Now, Tracey Emin is/was one disturbed woman, and for good reason apparently, but should artists bother other people with their own misery? Or is their misery so universal that others can find solace in it? Are artists interesting only because they are suffering, presuming, of course, that all artists suffer? You do not have to take Emin as an example, lots of Romantic writers and plenty of other artists fit the bill perfectly well too. Are we, when we are honouring our precious famous artists, simply elevating mental disorders to the lofty status of art? If so, what does this say about us? If all of us were sane, would there still be non-decorative art? From the last Guardian link:
From Lord Byron to Dylan Thomas and beyond, the famous philanderers of the art world may have had a touch of mental illness to thank for their behaviour, psychologists report today.

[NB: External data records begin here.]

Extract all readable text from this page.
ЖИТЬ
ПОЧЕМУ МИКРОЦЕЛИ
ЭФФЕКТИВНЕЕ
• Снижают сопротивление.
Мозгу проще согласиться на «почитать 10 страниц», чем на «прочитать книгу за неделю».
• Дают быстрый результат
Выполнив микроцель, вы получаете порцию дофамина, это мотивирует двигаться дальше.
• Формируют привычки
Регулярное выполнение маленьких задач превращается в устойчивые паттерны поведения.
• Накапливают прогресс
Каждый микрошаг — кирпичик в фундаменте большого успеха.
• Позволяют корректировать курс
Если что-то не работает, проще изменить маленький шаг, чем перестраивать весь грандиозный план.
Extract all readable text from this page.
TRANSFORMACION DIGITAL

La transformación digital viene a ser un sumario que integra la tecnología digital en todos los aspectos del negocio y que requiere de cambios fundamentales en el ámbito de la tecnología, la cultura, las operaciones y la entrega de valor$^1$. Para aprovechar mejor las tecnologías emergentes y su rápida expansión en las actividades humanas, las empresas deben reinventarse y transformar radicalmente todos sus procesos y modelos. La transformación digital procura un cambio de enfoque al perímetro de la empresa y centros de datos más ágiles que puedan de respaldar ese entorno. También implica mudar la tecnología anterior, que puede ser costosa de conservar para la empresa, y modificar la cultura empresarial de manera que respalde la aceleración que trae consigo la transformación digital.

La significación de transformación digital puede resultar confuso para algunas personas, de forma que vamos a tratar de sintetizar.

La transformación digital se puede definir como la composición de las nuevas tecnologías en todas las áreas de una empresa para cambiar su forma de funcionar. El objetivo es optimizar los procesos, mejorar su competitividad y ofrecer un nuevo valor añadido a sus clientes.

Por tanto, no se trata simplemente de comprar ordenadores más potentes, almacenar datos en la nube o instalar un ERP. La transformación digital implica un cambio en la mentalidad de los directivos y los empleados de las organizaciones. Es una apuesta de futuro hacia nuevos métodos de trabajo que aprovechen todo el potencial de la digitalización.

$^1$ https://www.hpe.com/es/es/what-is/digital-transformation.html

Some questions to ponder while all of us here at AFOE are busy weathering the silly season. I know these questions are as old as humanity itself, so try to be creative in your answers 🙂 And, obviously, I am not talking about analytical art and other more intellectual endeavours in the huge field of the arts. As a one-time experiment and bonus, I’ll give you something concrete to analyse for yourselves. Is this art or therapy:
Bonus number two. Weblog Dutch Diary provides the ideal fodder for another perennial discussion, the one that pits art against craft. To summarize that discussion: if you cannot paint, you are not a real artist. Well, in her post After Nike shoes, it’s Van Goghs writer Sue points us to this article from the English-language version of Der Spiegel. One quote:
In just a few years, Dafen (China, ed) has become the leading production center for cheap oil paintings. An estimated 60 percent of the world’s cheap oil paintings are produced within Dafen’s four square kilometers (1.5 square miles). Last year, the local art factories exported paintings worth â‚¬28 million ($36 million). Foreign art dealers travel to the factory in the south of the communist country from as far away as Europe and the United States, ordering copies of famous paintings by the container. (…) Some five million oil paintings are produced in Dafen every year. Between 8,000 and 10,000 painters toil in the workshops.
Fire away, art lovers and art bashers alike.